"You do not like him?" she said, a note of challenge in her voice. "I have noticed that, Monsieur."

"I think he does not like me," I replied.

"He is less trustful than we are," she answered naïvely. "It is natural that he should be. He has seen more of the world."

That silenced me for a moment, but she did not seem to notice it. "I was looking for him a little while ago, and I could not find him," I said, after a pause.

"He has been into the village," she answered.

I longed to pursue the matter farther; but though she seemed to entertain no suspicion of me, I dared not run the risk. I tried her, instead, on another tack. "Mademoiselle de Cocheforêt does not seem very well to-day?" I said.

"No?" she answered carelessly. "Well, now you speak of it, I do not think she is. She is often anxious about--my husband."
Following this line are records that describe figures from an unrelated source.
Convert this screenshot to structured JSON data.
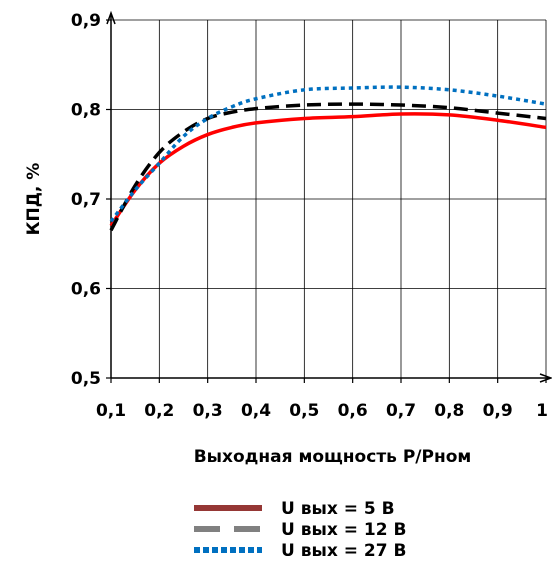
{
  "chart_data": {
    "type": "line",
    "xlabel": "Выходная мощность P/Pном",
    "ylabel": "КПД, %",
    "xlim": [
      0.1,
      1.0
    ],
    "ylim": [
      0.5,
      0.9
    ],
    "x_ticks": [
      0.1,
      0.2,
      0.3,
      0.4,
      0.5,
      0.6,
      0.7,
      0.8,
      0.9,
      1.0
    ],
    "x_tick_labels": [
      "0,1",
      "0,2",
      "0,3",
      "0,4",
      "0,5",
      "0,6",
      "0,7",
      "0,8",
      "0,9",
      "1"
    ],
    "y_ticks": [
      0.5,
      0.6,
      0.7,
      0.8,
      0.9
    ],
    "y_tick_labels": [
      "0,5",
      "0,6",
      "0,7",
      "0,8",
      "0,9"
    ],
    "grid": true,
    "legend_position": "bottom-center",
    "series": [
      {
        "name": "U вых = 5 В",
        "color": "#ff0000",
        "legend_color": "#953735",
        "style": "solid",
        "x": [
          0.1,
          0.15,
          0.2,
          0.25,
          0.3,
          0.35,
          0.4,
          0.5,
          0.6,
          0.7,
          0.8,
          0.9,
          1.0
        ],
        "y": [
          0.67,
          0.71,
          0.74,
          0.759,
          0.772,
          0.78,
          0.785,
          0.79,
          0.792,
          0.795,
          0.794,
          0.788,
          0.78
        ]
      },
      {
        "name": "U вых = 12 В",
        "color": "#000000",
        "legend_color": "#808080",
        "style": "dashed",
        "x": [
          0.1,
          0.15,
          0.2,
          0.25,
          0.3,
          0.35,
          0.4,
          0.5,
          0.6,
          0.7,
          0.8,
          0.9,
          1.0
        ],
        "y": [
          0.665,
          0.715,
          0.752,
          0.775,
          0.79,
          0.797,
          0.801,
          0.805,
          0.806,
          0.805,
          0.802,
          0.796,
          0.79
        ]
      },
      {
        "name": "U вых = 27 В",
        "color": "#0070c0",
        "legend_color": "#0070c0",
        "style": "dotted",
        "x": [
          0.1,
          0.15,
          0.2,
          0.25,
          0.3,
          0.35,
          0.4,
          0.5,
          0.6,
          0.7,
          0.8,
          0.9,
          1.0
        ],
        "y": [
          0.675,
          0.71,
          0.74,
          0.77,
          0.79,
          0.803,
          0.812,
          0.822,
          0.824,
          0.825,
          0.822,
          0.815,
          0.806
        ]
      }
    ]
  }
}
She uttered the last two words with a little hesitation, and looked at me quickly when she had spoken them. We were sitting at the moment on a stone seat which had the wall of the house for a back; and, fortunately, I was toying with the branch of a creeping plant that hung over it, so that she could not see more than the side of my face. For I knew that it altered. Over my voice, however, I had more control, and I hastened to answer, "Yes, I suppose so," as innocently as possible.

"He is at Bosost--in Spain. You knew that, I conclude?" she said, with a certain sharpness. And she looked me in the face again very directly.

"Yes," I answered, beginning to tremble.